If HMRC doesn't like the way things are going, it can recommend a reduction in the block grant - which the Stormont Executive relies upon to fund over 90pc of Northern Ireland's public spending. This means that HMRC retains a very powerful stick with which to beat the Executive.

This combination - of lower corporate tax rates worldwide, increased scrutiny of the tax affairs of transnational companies and the likelihood that HMRC will be keeping a close eye on the new system after 2018 - means that Northern Ireland's new 12.5pc corporate tax rate is unlikely to be the cure for all of Northern Ireland's economic woes, at least not in the short term.

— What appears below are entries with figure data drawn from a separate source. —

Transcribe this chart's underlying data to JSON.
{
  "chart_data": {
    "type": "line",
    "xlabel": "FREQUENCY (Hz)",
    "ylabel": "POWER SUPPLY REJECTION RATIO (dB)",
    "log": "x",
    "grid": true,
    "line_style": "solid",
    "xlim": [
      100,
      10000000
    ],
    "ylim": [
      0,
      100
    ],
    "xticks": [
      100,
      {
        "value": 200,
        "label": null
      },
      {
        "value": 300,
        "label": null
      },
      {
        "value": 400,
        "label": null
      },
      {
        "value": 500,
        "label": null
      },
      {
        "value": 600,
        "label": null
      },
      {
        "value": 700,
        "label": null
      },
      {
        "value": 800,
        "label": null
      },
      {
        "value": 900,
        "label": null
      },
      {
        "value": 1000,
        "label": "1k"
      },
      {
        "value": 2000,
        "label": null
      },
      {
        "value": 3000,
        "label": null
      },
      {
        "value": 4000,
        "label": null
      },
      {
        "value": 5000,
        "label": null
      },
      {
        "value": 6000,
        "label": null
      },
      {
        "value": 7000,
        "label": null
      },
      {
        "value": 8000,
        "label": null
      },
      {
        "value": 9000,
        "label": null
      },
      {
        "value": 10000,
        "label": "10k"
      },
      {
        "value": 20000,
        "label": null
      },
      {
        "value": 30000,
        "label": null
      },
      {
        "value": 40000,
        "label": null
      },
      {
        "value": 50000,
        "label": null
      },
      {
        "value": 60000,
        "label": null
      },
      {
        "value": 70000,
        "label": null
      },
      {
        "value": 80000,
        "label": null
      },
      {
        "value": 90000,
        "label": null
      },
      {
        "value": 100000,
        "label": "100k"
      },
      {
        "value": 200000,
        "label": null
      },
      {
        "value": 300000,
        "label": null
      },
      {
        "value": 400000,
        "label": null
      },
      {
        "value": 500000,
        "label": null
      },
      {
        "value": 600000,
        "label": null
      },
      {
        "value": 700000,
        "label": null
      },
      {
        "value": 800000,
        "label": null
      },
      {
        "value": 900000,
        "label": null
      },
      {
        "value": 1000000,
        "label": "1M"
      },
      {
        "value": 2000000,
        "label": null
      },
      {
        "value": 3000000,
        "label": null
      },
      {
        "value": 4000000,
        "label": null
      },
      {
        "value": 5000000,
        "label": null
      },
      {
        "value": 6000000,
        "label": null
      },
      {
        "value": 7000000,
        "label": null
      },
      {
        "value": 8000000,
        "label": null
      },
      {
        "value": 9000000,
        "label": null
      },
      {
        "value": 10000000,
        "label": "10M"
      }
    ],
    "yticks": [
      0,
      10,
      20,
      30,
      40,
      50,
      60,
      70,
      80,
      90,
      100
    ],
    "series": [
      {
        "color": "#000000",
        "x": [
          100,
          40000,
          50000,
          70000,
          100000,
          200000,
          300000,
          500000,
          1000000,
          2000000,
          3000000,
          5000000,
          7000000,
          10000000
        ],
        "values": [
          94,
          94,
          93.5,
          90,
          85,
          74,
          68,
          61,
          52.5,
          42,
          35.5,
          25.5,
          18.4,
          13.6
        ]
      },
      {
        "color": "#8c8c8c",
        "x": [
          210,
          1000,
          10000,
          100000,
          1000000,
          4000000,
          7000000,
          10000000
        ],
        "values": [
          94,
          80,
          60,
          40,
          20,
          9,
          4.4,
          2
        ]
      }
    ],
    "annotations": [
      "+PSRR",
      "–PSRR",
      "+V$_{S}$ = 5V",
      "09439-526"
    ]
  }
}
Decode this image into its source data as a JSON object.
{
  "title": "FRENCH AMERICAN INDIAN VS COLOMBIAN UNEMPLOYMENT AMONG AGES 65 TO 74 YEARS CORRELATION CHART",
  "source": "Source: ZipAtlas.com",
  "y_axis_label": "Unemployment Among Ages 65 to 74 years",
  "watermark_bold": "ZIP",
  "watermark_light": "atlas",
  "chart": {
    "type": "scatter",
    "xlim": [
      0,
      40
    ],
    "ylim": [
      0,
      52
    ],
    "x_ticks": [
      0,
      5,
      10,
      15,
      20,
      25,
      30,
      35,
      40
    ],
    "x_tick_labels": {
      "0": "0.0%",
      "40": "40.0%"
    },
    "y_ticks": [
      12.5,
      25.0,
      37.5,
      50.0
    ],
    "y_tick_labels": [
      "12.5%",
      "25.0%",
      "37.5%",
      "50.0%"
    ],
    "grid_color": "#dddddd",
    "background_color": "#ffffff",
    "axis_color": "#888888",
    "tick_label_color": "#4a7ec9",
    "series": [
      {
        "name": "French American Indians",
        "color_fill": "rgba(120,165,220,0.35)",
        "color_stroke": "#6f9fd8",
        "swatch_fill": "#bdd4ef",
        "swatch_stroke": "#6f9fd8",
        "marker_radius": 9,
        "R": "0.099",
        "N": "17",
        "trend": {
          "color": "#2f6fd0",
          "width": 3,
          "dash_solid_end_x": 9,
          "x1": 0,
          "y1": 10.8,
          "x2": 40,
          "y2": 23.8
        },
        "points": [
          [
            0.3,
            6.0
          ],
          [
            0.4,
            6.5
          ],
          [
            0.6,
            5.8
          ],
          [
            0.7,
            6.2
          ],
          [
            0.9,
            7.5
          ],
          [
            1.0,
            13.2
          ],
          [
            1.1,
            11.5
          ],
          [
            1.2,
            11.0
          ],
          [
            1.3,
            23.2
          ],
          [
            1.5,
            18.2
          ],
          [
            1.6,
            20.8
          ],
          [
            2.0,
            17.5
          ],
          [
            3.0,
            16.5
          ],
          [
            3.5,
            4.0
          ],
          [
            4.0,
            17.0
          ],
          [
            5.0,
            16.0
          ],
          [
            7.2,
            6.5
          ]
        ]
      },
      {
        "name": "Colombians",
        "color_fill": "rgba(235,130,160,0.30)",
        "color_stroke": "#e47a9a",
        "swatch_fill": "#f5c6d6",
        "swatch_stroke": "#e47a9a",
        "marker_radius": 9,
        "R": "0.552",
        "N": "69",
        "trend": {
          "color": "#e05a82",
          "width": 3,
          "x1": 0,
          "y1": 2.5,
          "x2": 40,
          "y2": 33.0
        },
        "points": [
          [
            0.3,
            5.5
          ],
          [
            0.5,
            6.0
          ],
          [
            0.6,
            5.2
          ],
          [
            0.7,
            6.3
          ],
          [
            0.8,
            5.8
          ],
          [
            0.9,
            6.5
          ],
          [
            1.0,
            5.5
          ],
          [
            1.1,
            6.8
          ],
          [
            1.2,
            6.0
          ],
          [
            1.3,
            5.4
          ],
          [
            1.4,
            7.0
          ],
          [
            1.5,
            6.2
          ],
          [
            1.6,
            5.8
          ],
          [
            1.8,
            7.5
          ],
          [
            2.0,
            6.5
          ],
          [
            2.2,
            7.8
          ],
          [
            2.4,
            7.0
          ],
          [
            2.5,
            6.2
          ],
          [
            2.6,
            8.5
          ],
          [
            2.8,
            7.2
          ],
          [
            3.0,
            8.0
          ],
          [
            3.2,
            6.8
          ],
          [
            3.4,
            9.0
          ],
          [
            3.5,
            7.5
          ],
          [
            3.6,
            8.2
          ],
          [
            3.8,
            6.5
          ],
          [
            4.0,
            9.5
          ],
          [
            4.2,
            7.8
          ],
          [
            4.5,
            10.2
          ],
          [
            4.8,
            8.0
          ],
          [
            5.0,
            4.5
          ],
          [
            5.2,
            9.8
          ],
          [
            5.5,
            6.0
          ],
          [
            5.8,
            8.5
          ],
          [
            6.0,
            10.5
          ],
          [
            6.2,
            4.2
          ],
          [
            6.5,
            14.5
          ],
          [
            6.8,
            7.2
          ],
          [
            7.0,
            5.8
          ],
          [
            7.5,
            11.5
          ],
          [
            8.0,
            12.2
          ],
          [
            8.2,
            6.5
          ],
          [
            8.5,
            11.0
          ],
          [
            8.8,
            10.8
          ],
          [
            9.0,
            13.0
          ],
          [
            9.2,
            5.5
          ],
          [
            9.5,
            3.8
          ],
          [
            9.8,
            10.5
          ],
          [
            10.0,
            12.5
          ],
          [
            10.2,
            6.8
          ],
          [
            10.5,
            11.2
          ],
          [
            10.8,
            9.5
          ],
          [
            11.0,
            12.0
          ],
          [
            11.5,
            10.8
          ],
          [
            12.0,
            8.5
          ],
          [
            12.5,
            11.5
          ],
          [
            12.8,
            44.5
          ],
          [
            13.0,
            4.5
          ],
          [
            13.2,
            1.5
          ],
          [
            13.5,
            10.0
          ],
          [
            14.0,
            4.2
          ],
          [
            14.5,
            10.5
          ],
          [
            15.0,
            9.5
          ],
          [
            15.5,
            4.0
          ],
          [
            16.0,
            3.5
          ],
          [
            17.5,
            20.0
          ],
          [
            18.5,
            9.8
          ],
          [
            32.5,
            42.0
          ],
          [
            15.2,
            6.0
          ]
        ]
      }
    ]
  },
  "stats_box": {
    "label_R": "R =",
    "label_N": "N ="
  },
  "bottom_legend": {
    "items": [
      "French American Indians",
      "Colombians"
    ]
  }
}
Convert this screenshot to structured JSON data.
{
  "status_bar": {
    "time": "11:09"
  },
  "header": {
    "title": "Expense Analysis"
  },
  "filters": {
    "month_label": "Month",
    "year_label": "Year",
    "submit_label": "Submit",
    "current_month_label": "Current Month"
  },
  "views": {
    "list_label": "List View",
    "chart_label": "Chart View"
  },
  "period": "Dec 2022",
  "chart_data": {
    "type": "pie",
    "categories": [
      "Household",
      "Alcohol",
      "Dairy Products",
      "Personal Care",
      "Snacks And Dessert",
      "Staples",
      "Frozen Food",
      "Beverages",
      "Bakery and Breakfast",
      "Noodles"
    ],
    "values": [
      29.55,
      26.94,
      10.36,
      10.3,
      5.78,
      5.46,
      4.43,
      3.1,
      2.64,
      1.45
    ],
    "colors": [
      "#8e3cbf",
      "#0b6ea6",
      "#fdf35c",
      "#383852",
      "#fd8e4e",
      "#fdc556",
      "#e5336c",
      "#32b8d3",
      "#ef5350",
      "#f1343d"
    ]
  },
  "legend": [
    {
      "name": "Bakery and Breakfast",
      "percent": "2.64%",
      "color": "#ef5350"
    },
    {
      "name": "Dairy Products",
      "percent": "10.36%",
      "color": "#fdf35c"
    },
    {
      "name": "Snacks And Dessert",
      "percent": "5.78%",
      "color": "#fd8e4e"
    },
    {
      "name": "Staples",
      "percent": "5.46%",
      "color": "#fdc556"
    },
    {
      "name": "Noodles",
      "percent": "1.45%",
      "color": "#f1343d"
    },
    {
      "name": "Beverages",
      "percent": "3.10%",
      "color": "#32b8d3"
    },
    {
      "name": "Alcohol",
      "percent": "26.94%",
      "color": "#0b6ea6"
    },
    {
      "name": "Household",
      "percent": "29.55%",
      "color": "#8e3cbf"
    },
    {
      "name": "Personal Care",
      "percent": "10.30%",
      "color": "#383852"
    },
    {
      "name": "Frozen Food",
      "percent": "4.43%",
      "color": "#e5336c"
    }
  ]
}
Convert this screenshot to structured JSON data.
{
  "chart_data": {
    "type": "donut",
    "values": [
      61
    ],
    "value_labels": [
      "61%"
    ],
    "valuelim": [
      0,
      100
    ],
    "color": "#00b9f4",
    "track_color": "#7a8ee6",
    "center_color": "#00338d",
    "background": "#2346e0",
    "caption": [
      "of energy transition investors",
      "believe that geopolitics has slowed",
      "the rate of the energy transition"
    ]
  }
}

"Is it a game-changer by itself? Almost certainly not. Northern Ireland will have to put in place other measures. The Republic has a long lead, going back to the 1950s. We are not going to jump to Republic of Ireland levels of performance in three or four years. It is not just the nominal tax rate but the effective rate that counts," says Dr Birnie.

Over the past half-century, the Republic has used its low corporate tax system not just to attract FDI but also to develop an "ecosystem" of skilled staff, development bodies, air routes, tax treaties, links to higher education and so on. While Northern Ireland can imitate the Republic's 12.5pc rate immediately, putting these other elements in place takes much, much longer.

Professor Gibson believes Northern Ireland may end up using its 12.5pc tax rate to develop expertise in other sectors, rather than competing head-on with the Republic.

He hopes that the 12.5pc tax rate can help Belfast address what he reckons is its biggest economic disadvantage - the weakness of the private sector versus the public.

With Chancellor Osborne continuing to impose austerity in the UK, Northern Ireland's public sector is shedding jobs - with up to 8,000 posts expected to go over the next four years. Professor Gibson expects these losses to be more than offset by the creation of up to 21,000 private sector jobs in the same period.

A separate corporate tax rate and the country-by-country reporting being demanded by the OECD will almost certainly lead to greater tax transparency for Northern Ireland,

This could prove to be something of a double-edged sword. If Northern Ireland were a stand-alone entity, it would have a fiscal deficit of close to 30pc of GDP. That didn't matter while the rest of the UK was prepared to pick up the tab. But it will now.

With Mr Osborne determined to reduce the UK-wide deficit, Northern Ireland's continuing reliance on the block grant to balance its books is certain to come under scrutiny.

The probability that most tax-raising powers will be devolved to Scotland during this parliament will pile further pressure on the Executive to pay more of its own way.

All of which means that we in the Republic could find ourselves competing hard with our northern neighbours for FDI projects, and sooner rather than later.